Moradian v MIMIA [2004] FCA 1590 (6.12.04) concerned the interpretation of ‘remuneration’ for skilled visas purposes. Here the applicant was employed by the the Bahá’í World Centre in Haifa. The case concerned whether the applicant was a ‘volunteer’ and whether certain allowances and payments received amounted to ‘remuneration’.  In the end the case was decided on a natural justice point but Gray J made some pertinent observations about ‘remuneration’:

46 Counsel for the Minister sought to argue that, even if the Minister’s delegate had had available all of the information which Mr M could have supplied about the payments and other benefits he received from the Bahá’í World Centre, the Minister’s delegate could not have found that there was remuneration involved. Counsel.. relied on  Austin v AGP, a decision of Snr DP Watson of the Aust Industrial Relations Commission on 17.7.98, (Print No. Q3793). The question… was whether an employee’s remuneration exceeded the maximum amount beyond which he could not proceed in the Commission in respect of the termination of his employment. The crucial element was an allowance paid to the employee for business usage of his private vehicle. As the amount paid only partly reimbursed the employee for the cost of providing his vehicle for business purposes.. DP Watson found… the allowance was for reimbursement of expenses and did not form part of the employee’s remuneration.

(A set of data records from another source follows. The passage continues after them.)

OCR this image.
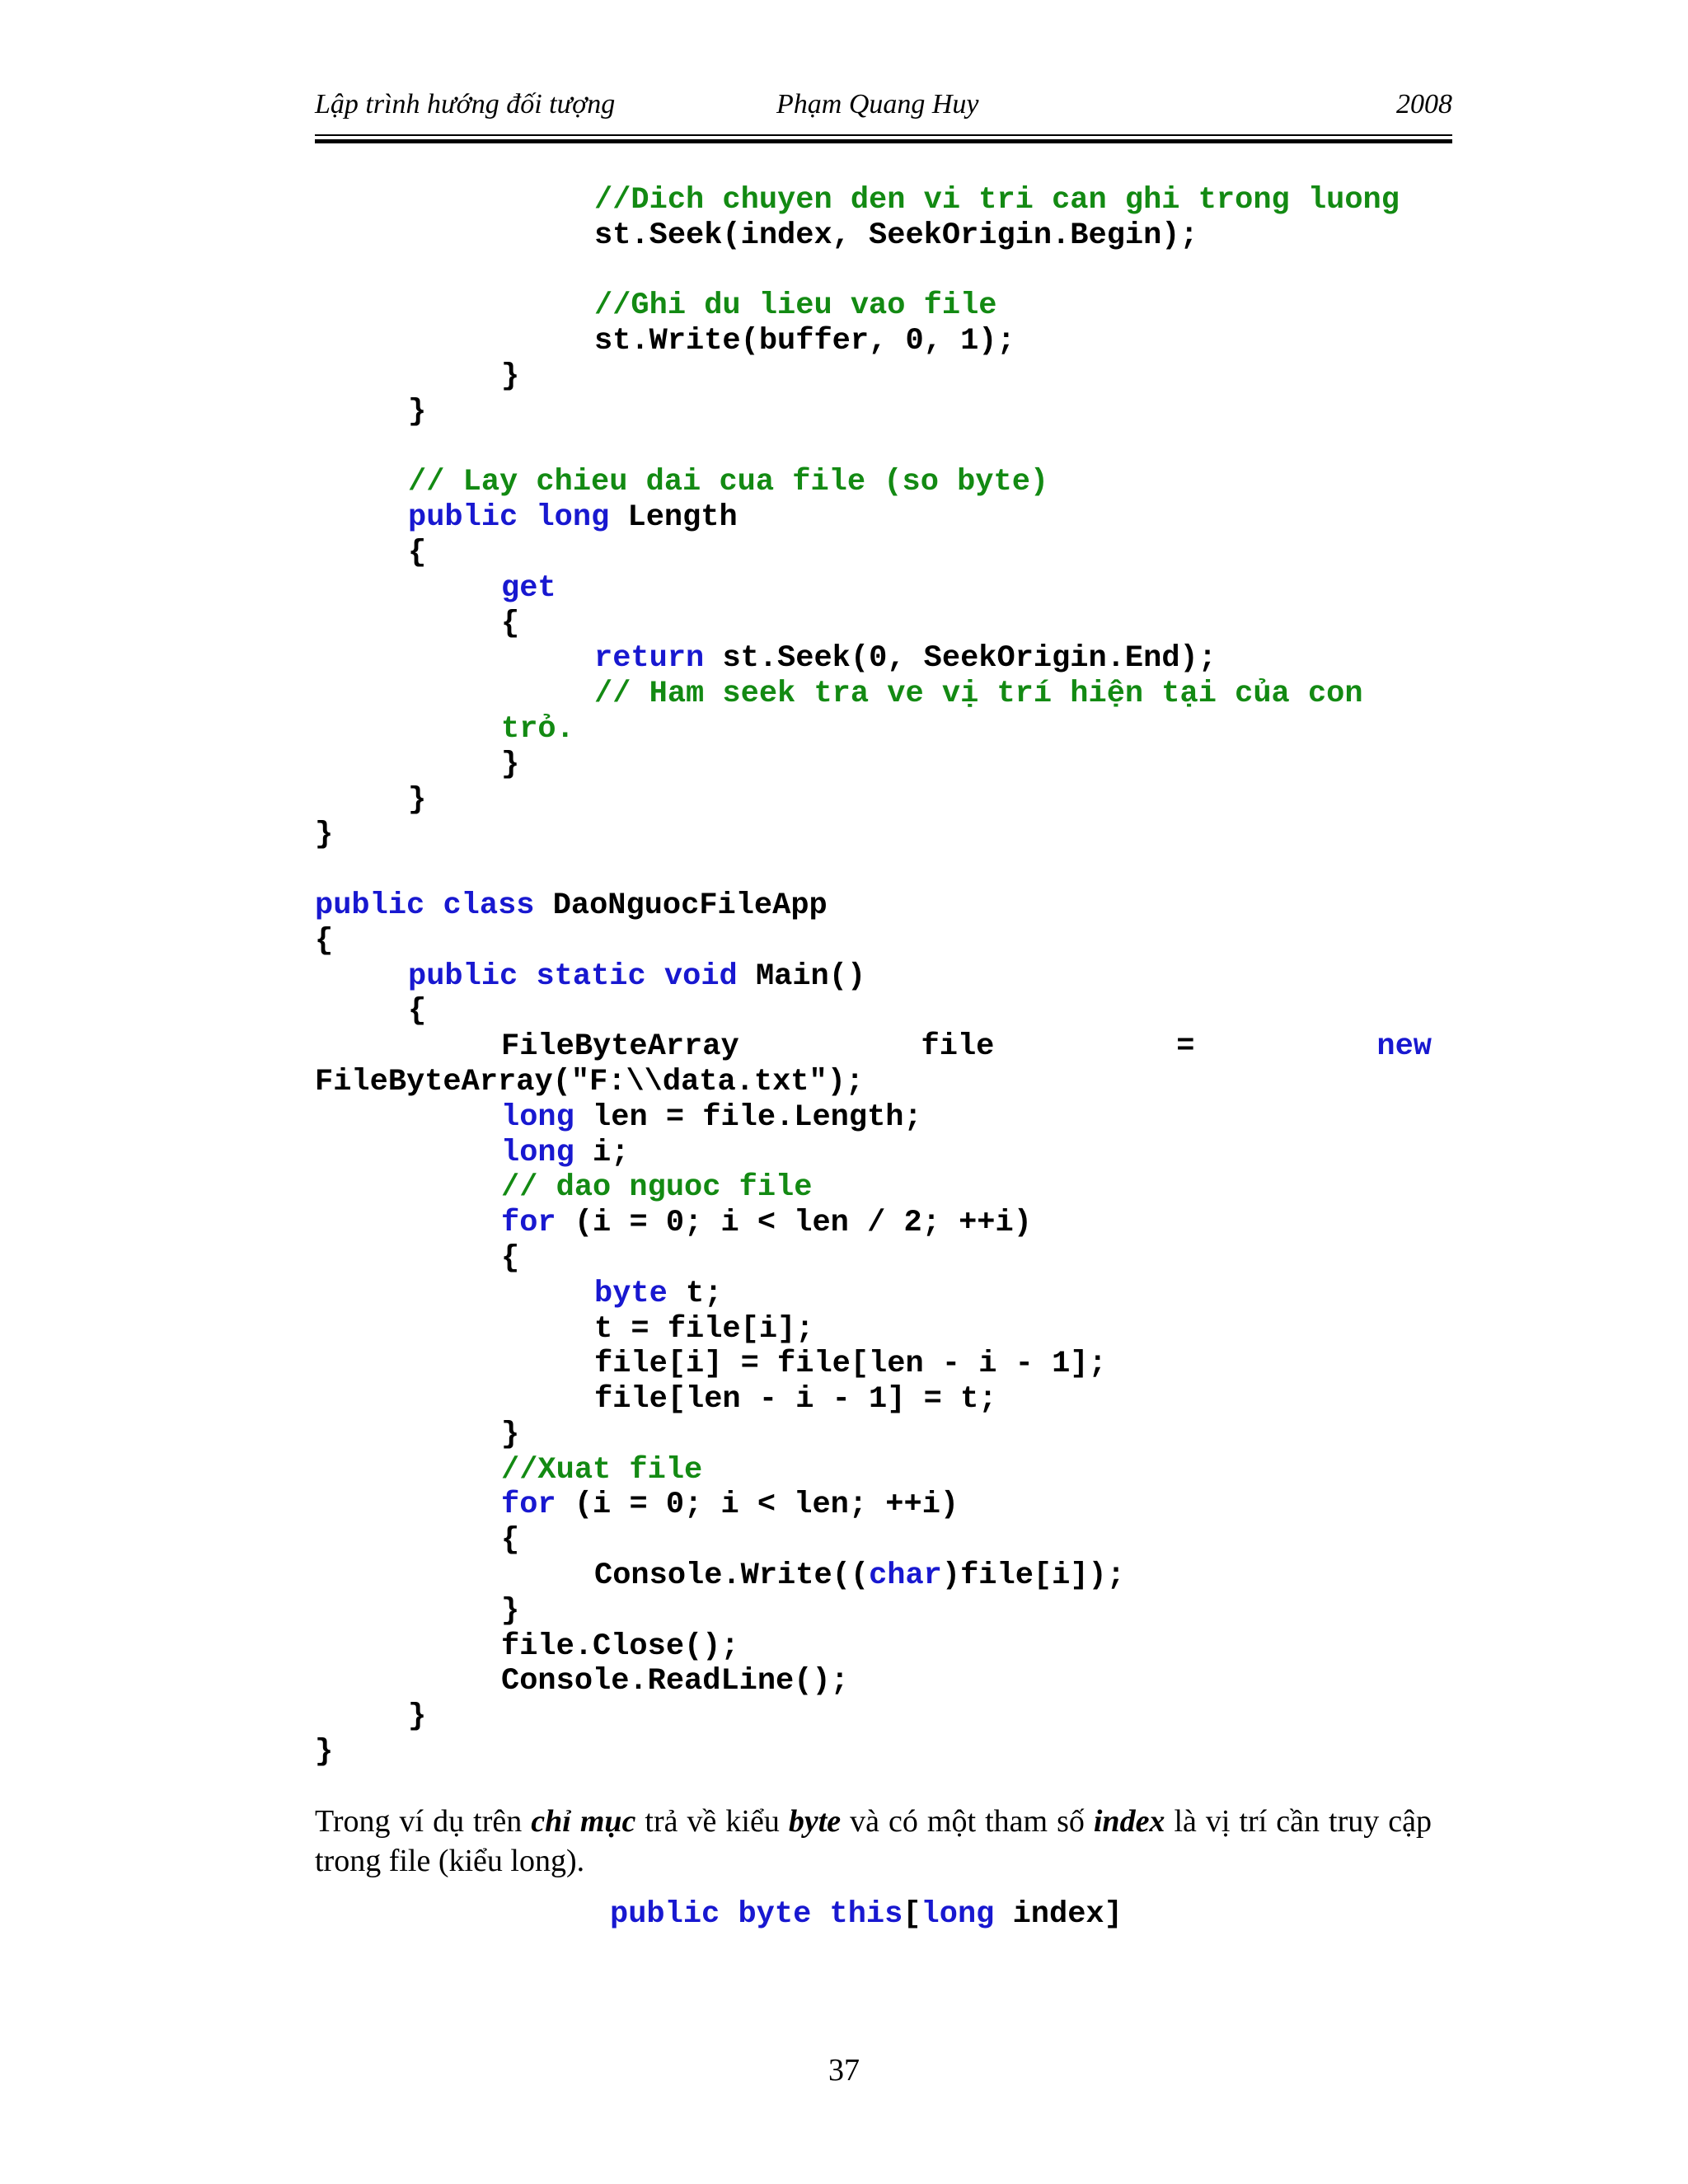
Lập trình hướng đối tượng	Phạm Quang Huy	2008
//Dich chuyen den vi tri can ghi trong luong
st.Seek(index, SeekOrigin.Begin);
//Ghi du lieu vao file
st.Write(buffer, 0, 1);
}
}
// Lay chieu dai cua file (so byte)
public long Length
{
get
{
return st.Seek(0, SeekOrigin.End);
// Ham seek tra ve vị trí hiện tại của con
trỏ.
}
}
}
public class DaoNguocFileApp
{
public static void Main()
{
FileByteArray	file	=	new
FileByteArray("F:\\data.txt");
long len = file.Length;
long i;
// dao nguoc file
for (i = 0; i < len / 2; ++i)
{
byte t;
t = file[i];
file[i] = file[len - i - 1];
file[len - i - 1] = t;
}
//Xuat file
for (i = 0; i < len; ++i)
{
Console.Write((char)file[i]);
}
file.Close();
Console.ReadLine();
}
}

Trong ví dụ trên chỉ mục trả về kiểu byte và có một tham số index là vị trí cần truy cập trong file (kiểu long).

public byte this[long index]
37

Such a decision forms no adequate basis for the argument that the provision of free housing, health care, and housekeeping expenses including food, together with a ‘general allowance’, a clothing allowance and a travel allowance could not amount to remuneration. If the Minister’s delegate had been in possession of the information as to what Mr M received, the conclusion certainly could, and probably should, have been.. he was receiving remuneration from the Bahá’í World Centre.

The upshot of Gray J’s comments are that remuneration can come in varying forms and the definition of ‘remuneration’ is not straightjacketed by applying a technical approach.

Moradian v MIMIA also contains a very valuable interpretation of what rules of natural justice not apply at the primary level of decision making and this is set out elsewhere in this journal under the heading of natural justice.